Germany’s Chancellor Angela Merkel cannot make up here mind about the bailout of Greece. That is probably for a reason that his been well-articulated. The German people do not want to help weak economies by putting the nation’s money at risk. Merkel also wants to be re-elected.
Germany’s iron lady has several rocks to lean on if she wants to leave Greece to the wolves. The first is the Maastricht Treaty which says that Eurozone nations are not supposed to bail their brethren out.
The more powerful argument she has is that she cannot unilaterally put German’s capital at risk.

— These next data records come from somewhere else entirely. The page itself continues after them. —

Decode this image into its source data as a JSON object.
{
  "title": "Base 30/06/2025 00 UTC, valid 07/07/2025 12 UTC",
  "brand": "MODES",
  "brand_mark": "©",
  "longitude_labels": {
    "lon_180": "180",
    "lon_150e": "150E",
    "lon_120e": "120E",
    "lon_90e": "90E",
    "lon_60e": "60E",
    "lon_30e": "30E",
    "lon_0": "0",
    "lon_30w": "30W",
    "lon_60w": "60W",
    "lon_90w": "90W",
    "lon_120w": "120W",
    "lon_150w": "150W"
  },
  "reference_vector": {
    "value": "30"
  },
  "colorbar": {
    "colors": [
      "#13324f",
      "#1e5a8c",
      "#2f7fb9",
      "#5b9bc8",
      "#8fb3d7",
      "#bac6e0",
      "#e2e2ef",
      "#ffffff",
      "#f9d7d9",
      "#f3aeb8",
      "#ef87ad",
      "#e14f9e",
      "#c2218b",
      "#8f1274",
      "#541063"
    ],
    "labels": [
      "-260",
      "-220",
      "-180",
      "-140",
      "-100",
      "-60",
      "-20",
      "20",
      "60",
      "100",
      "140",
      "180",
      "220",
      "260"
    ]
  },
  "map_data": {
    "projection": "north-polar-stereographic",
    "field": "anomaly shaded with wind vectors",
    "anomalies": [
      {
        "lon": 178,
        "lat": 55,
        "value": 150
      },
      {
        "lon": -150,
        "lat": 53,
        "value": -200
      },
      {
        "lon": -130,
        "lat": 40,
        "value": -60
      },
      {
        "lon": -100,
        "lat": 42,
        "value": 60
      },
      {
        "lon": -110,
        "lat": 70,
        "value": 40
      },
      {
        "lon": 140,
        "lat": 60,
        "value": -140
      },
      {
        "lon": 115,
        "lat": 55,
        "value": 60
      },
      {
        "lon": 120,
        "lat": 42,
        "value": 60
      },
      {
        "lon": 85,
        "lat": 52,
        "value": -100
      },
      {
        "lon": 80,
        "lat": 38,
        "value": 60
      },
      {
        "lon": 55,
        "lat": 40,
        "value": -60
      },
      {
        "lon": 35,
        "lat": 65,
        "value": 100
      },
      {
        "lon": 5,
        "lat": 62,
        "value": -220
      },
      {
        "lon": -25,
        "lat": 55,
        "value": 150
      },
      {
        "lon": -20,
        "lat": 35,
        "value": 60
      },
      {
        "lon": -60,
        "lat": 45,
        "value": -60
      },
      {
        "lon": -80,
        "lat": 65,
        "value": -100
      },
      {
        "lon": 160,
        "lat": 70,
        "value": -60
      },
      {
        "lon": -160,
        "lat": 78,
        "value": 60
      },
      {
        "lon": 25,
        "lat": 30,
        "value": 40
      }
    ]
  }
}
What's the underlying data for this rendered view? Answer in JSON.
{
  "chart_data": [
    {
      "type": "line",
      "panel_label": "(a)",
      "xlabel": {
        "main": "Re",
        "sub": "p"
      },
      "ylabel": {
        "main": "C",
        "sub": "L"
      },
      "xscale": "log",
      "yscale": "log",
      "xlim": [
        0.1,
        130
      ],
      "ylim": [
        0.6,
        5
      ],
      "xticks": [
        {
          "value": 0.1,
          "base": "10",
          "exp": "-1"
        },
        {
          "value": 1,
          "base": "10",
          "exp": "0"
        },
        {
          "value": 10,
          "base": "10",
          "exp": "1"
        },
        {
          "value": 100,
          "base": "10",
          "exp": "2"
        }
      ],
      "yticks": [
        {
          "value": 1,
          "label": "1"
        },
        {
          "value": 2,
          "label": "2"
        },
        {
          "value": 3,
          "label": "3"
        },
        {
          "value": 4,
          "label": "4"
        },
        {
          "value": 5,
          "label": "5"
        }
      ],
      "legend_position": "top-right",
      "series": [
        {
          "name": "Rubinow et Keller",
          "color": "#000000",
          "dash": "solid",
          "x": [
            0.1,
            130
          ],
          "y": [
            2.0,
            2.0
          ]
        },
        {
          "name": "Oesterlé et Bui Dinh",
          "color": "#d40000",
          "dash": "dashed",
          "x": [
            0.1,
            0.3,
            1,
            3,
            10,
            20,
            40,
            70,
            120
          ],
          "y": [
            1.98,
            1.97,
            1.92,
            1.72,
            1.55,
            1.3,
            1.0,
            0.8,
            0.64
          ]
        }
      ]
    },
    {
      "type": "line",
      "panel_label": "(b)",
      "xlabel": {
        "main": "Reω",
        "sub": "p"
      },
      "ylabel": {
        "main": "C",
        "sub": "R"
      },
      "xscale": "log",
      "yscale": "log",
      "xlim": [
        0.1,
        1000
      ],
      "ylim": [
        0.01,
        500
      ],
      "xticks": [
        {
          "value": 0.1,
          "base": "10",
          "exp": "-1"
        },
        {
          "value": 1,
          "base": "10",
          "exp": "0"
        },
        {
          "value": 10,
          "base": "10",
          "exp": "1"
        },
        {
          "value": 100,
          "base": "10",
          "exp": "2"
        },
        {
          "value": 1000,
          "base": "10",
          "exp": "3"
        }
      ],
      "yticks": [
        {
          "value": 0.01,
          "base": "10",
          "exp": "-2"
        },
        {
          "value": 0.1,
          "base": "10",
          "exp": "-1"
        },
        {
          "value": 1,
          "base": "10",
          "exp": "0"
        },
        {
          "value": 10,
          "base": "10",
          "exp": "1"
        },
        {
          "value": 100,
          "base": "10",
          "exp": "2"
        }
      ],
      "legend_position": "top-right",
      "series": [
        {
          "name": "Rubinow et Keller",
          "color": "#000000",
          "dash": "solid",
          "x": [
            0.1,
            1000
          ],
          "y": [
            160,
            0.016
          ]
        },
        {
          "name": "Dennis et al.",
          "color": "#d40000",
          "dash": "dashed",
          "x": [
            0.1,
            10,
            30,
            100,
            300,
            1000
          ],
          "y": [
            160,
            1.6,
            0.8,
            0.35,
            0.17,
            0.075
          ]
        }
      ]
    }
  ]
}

That may or may not be true, but Merkel can turn to her parliament if she want to seek public anti-Greek sentiment.
Merkel can very simply scuttle the Greek loans by insisting that they be at market rate, perhaps as high as 7%. Greece can barely make the debt coverage on those sums, especially as it raises more capital as the year wears on. The Greek economy is still among the most troubled in Europe. The present turmoil is not likely to help its exports. A cut in wages in the nation will undermine consumer spending.
The most popular reason to avoid a bailout is the “moral hazard” argument. If Greece goes belly up, Spain and Italy will be tempted to take the same route to default on their sovereign obligations. That assume, of course, that they will risk having heavy IMF-like restrictions on their national economies, the equivalent of being in receivership.
Moral hazard is based on a premise that is almost certainly not true that Germany will become the gatekeeper of three or four other nation’s economic activities because it has the power of the purse strings. Germany is not popular enough for its fellow euro nations to go gently into that good night.